Türkiye’de hükümetin “refah seviyesinin arttırılması” vaadi ile mimar ve mühendislerin emeğinin ucuzlatılması arasındaki çelişki nasıl açıklanacaktır?
Mimar ve mühendislerin emeği ucuzlatılarak yapıların sağlıklı, nitelikli ve etkin bir şekilde denetlenmesi mümkün müdür?

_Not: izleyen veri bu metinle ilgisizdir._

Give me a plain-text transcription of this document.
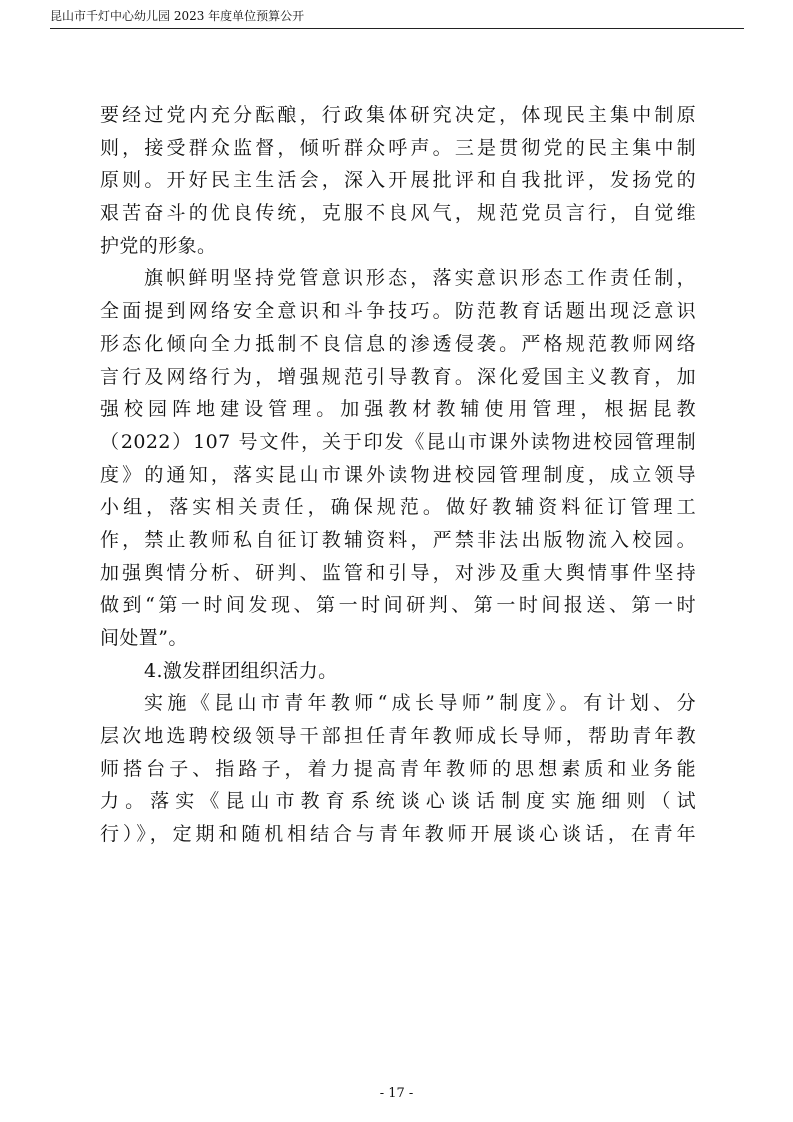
昆山市千灯中心幼儿园 2023 年度单位预算公开
要经过党内充分酝酿，行政集体研究决定，体现民主集中制原
则，接受群众监督，倾听群众呼声。三是贯彻党的民主集中制
原则。开好民主生活会，深入开展批评和自我批评，发扬党的
艰苦奋斗的优良传统，克服不良风气，规范党员言行，自觉维
护党的形象。
旗帜鲜明坚持党管意识形态，落实意识形态工作责任制，
全面提到网络安全意识和斗争技巧。防范教育话题出现泛意识
形态化倾向全力抵制不良信息的渗透侵袭。严格规范教师网络
言行及网络行为，增强规范引导教育。深化爱国主义教育，加
强校园阵地建设管理。加强教材教辅使用管理，根据昆教
（2022）107 号文件，关于印发《昆山市课外读物进校园管理制
度》的通知，落实昆山市课外读物进校园管理制度，成立领导
小组，落实相关责任，确保规范。做好教辅资料征订管理工
作，禁止教师私自征订教辅资料，严禁非法出版物流入校园。
加强舆情分析、研判、监管和引导，对涉及重大舆情事件坚持
做到“第一时间发现、第一时间研判、第一时间报送、第一时
间处置”。
4.激发群团组织活力。
实施《昆山市青年教师“成长导师”制度》。有计划、分
层次地选聘校级领导干部担任青年教师成长导师，帮助青年教
师搭台子、指路子，着力提高青年教师的思想素质和业务能
力。落实《昆山市教育系统谈心谈话制度实施细则（试
行）》，定期和随机相结合与青年教师开展谈心谈话，在青年
- 17 -
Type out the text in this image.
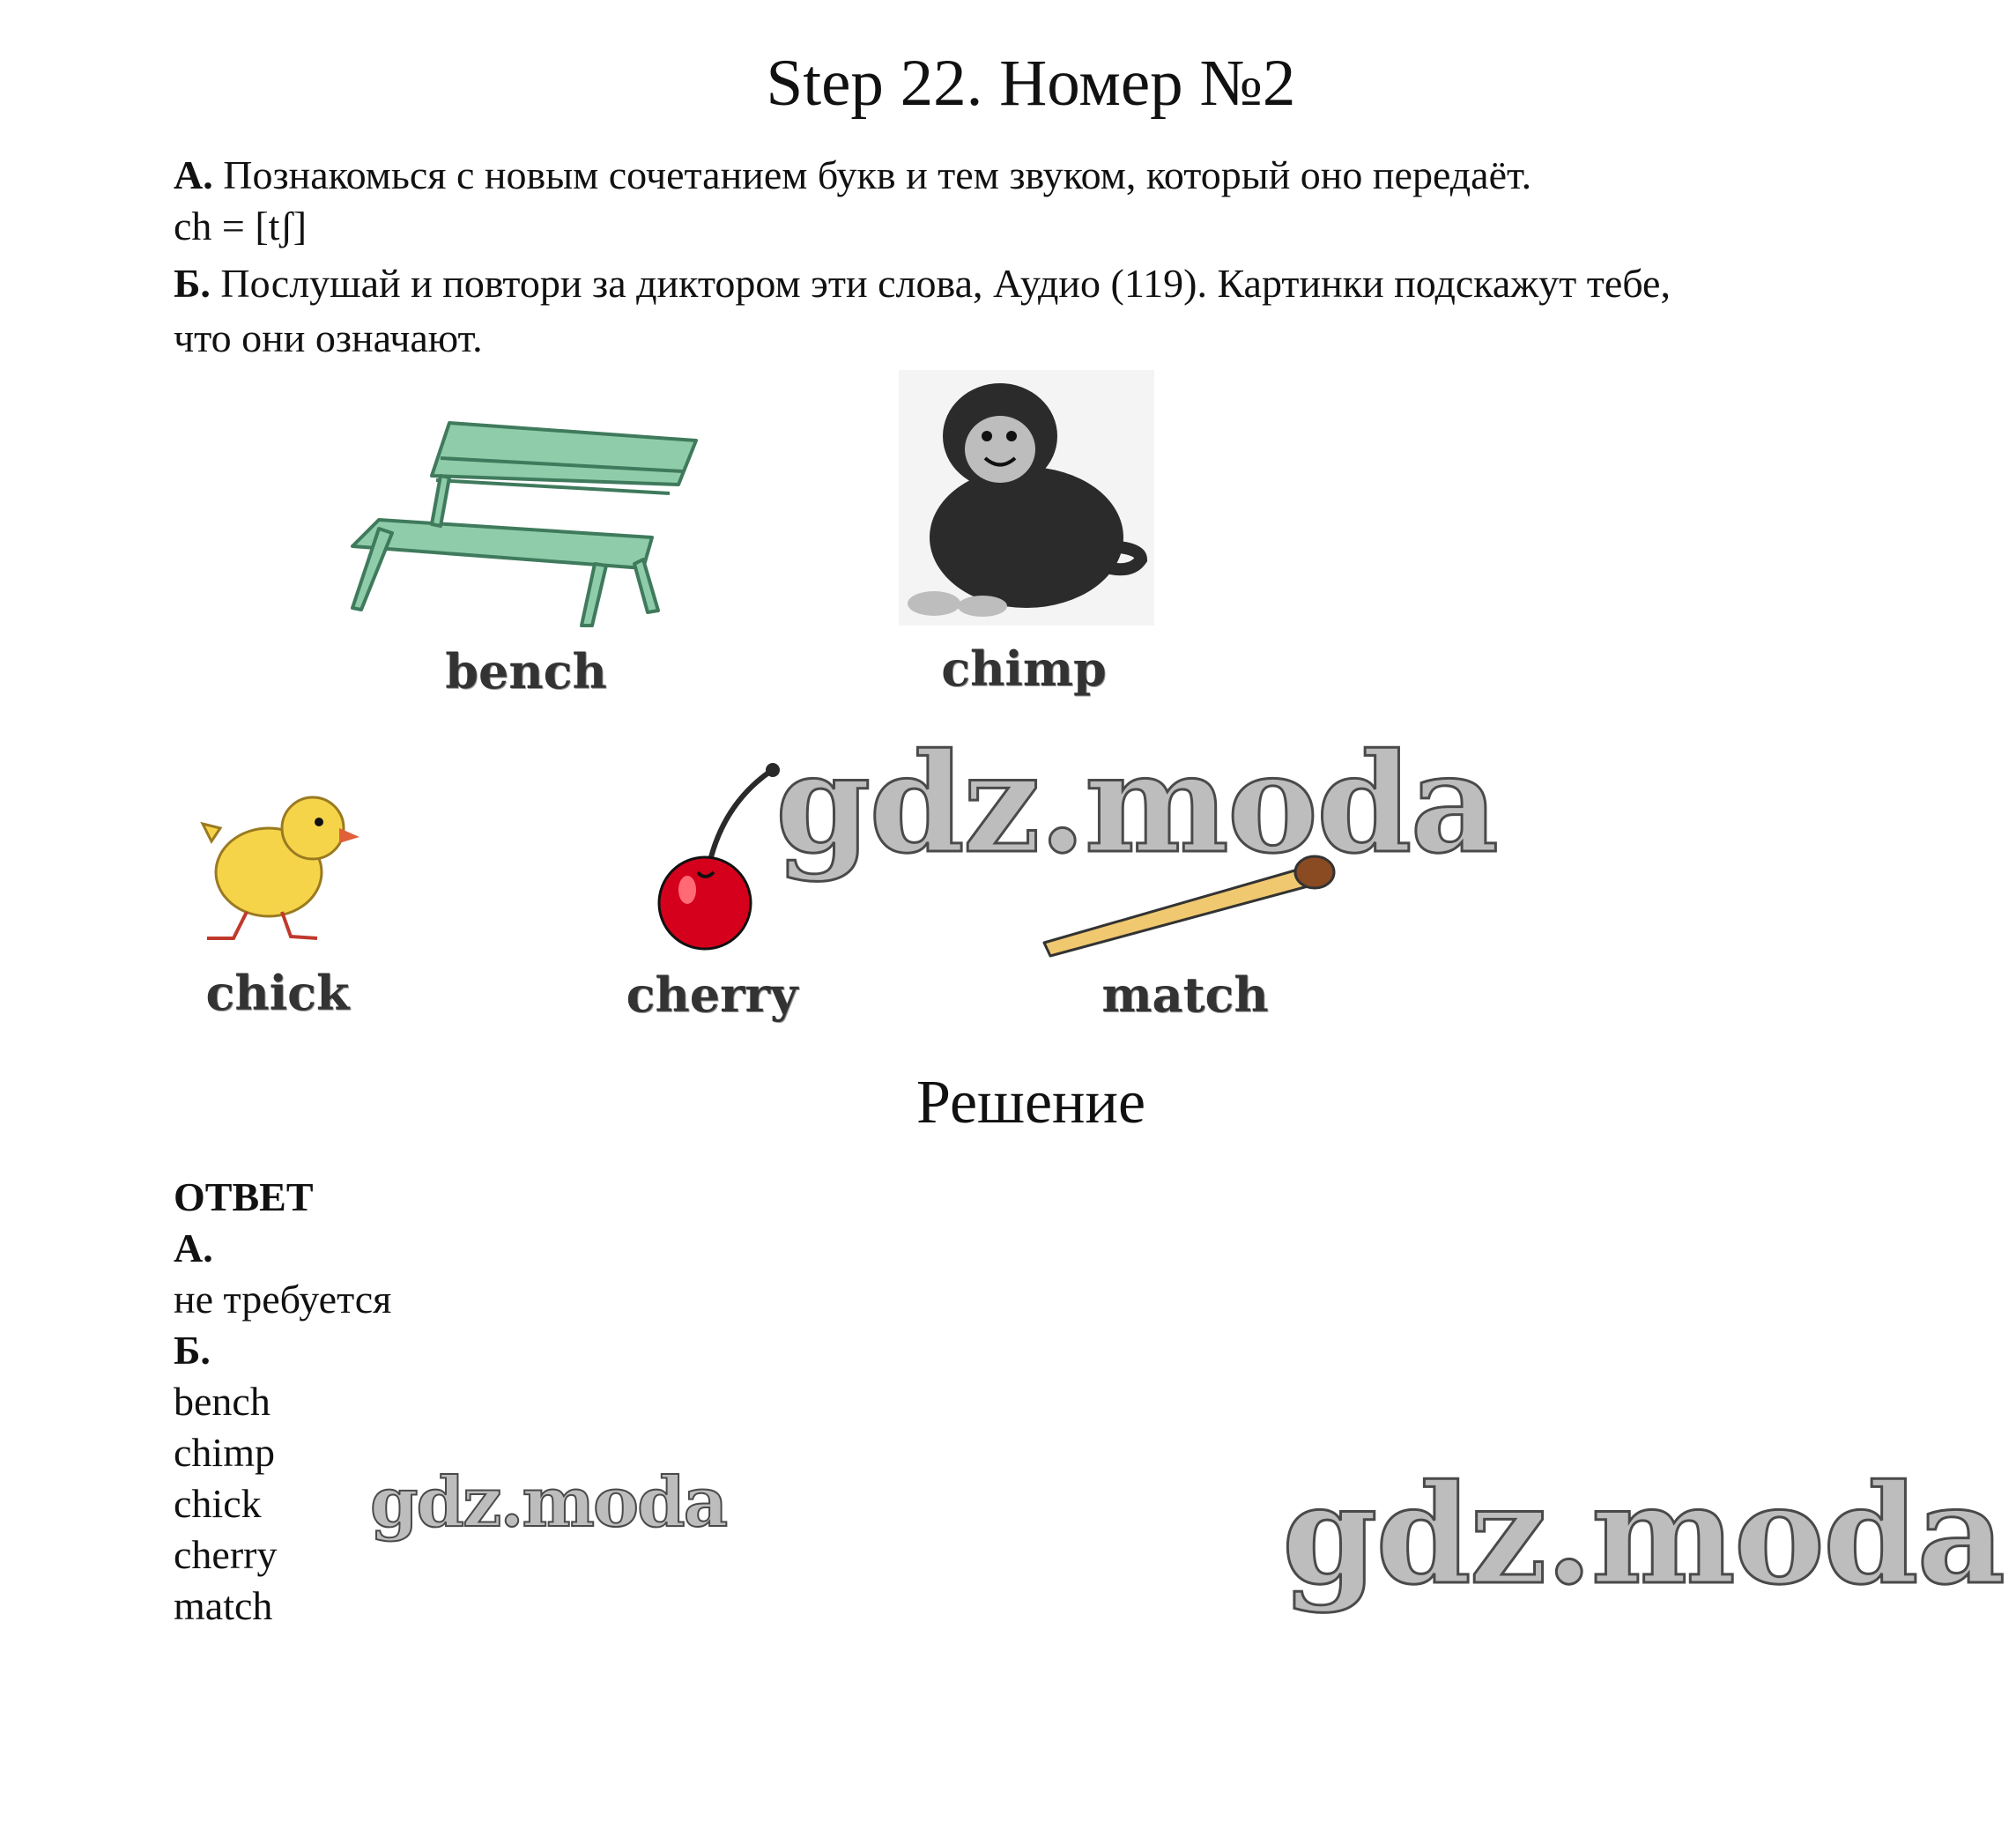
Step 22. Номер №2
А. Познакомься с новым сочетанием букв и тем звуком, который оно передаёт.
ch = [tʃ]
Б. Послушай и повтори за диктором эти слова, Аудио (119). Картинки подскажут тебе,
что они означают.
bench	chimp
chick	cherry	match
gdz.moda
gdz.moda	gdz.moda
Решение
ОТВЕТ
А.
не требуется
Б.
bench
chimp
chick
cherry
match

Yapılar insanların hayatlarını sürdürdükleri alanlar olarak her birimizin hayatında bu kadar önemli yer tutarken, bu yapıların sağlıklı, güvenli ve nitelikli olarak yapımını denetlemek biz mühendislerin en kutsal görevlerinden birisidir. Sermayeye ve müteahhitlere yaranabilmek ve oy kaygısıyla yapılan bu değişikliklerle sorumluluklardan uzaklaşılmakta, mimar ve mühendisleri insanca yaşam koşullarından uzaklaştırırken insan hayatı da pazarlık konusu yapılmaktadır. Unutulmamalıdır ki; bu konuda yapılacak her türlü hatadan dönüş imkânsızdır.
4708 sayılı Yapı Denetimi Hakkında Kanun ile ilgili olarak mesleki sorumluluğumuzdan hareketle ilgili kanunun eksikliklerini yetkili mercilerle ve kamuoyuyla paylaşmıştık. Bir kez daha söylüyoruz; TMMOB’nin ve meslek odalarının içerisinde yer almadığı bir yapı denetimin başarılı olması söz konusu değildir. 10 yıldır yaşadığımız deneyimler, kanunun eksikliklerini göstermiştir. Yapılan değişiklik ise bu eksiklikleri gidermek yerine hukuksuz uygulamaları meşrulaştırarak sorunları kat be kat arttıracaktır.
İlgililere çağrımızdır: Yapılan yanlıştan bir an önce geri dönün ve en azından yönetmelik hazırlanması aşamasında yapı denetimiyle ilgili olarak söylediklerimize kulak verin ve odamızın ilan ettiği mühendis asgari ücretlerini dikkate alarak bölgesel yapı denetim hizmet bedelinin uygulamasının nispeten çözüm olacağını bir kez daha düşünülmesi gerektiğini hatırlatırız.